Keep trying to tell people BEVs are not for poor people... I'm proof that is absolutely not true.

Hypx,
@Hypx@mastodon.social avatar

@kudra You can stop trying to gaslight the rest of us.

kudra,
@kudra@aus.social avatar

@Hypx which part(s) of the above do you claim are gaslighting? Are you saying I can't possibly be poor simply because I own a BEV? In global terms, sure, but compared to the average Australian, I'm in the bottom quarter.

Hypx,
@Hypx@mastodon.social avatar

@kudra You're very likely in the global top 1-5% in terms of wealth.

kudra,
@kudra@aus.social avatar

@Hypx correct. Anyone below that isn't in the market for a hydrogen car either you know.

Hypx,
@Hypx@mastodon.social avatar

@kudra But they will be. A hydrogen car is no more resource intensive than an ICE car. It also won't have batteries that cost more than the car to replace.
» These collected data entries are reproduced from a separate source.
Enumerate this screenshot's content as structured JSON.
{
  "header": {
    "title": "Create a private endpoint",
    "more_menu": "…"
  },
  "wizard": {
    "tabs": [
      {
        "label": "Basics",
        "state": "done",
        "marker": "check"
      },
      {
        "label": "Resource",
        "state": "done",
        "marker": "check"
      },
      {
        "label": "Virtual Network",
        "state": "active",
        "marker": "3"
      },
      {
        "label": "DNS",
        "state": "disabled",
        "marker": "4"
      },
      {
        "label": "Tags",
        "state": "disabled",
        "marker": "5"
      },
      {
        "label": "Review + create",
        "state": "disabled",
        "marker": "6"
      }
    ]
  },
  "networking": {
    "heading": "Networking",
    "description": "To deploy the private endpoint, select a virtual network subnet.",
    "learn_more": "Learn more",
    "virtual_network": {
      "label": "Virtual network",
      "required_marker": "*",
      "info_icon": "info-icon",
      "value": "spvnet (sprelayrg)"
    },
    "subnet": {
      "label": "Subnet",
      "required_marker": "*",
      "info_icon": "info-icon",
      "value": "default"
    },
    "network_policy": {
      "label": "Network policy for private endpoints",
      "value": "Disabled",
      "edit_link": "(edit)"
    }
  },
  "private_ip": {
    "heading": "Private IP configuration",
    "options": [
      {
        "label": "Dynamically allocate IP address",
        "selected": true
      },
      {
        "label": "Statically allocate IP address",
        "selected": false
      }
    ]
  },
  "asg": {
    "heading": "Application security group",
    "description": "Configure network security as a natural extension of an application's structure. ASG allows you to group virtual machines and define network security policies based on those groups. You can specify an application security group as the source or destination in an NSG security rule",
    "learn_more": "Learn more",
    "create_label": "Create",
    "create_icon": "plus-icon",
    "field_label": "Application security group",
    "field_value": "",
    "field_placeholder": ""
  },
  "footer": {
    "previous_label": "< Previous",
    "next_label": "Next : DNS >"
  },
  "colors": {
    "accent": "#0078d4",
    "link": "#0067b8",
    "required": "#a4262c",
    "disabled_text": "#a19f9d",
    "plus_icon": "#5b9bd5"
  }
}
If people were honest, they'd start pushing hydrogen cars as earnestly as they push BEVs.

kudra,
@kudra@aus.social avatar

@Hypx no, they probably won't. The chemists who work in this area absolutely disagree. Hydrogen may yet have breakthroughs, and in that case, I'll definitely be promoting them. But not at this stage. The new tech that Toyota recently unveiled where you just fill the car with water and the hydrogen is created onboard is may have potential, for example. It reminds me a bit of the Delorean powered by garbage in Back To The Future, haha. But the way hydrogen cars work currently, they are not cheaper, and they are nowhere near as practical as a BEV you can charge at home. You can get a BEV and be completely fairly independent even in a country without infrastructure, which is why Ethiopia has already banned import of ICE vehicles. Hydrogen vehicle tech and infrastructure as it is currently will continue to have the same (& worse) issues as ICE tech & infrastructure.

Hypx,
@Hypx@mastodon.social avatar

@kudra That's more gaslighting. Chemists do not "absolutely disagree."

FCEVs will get cheaper as they scale up in production. People attacking them are just repeating similar arguments made against wind and solar energy. Even BEVs got the same treatment. It's all BS and history will repeat itself again.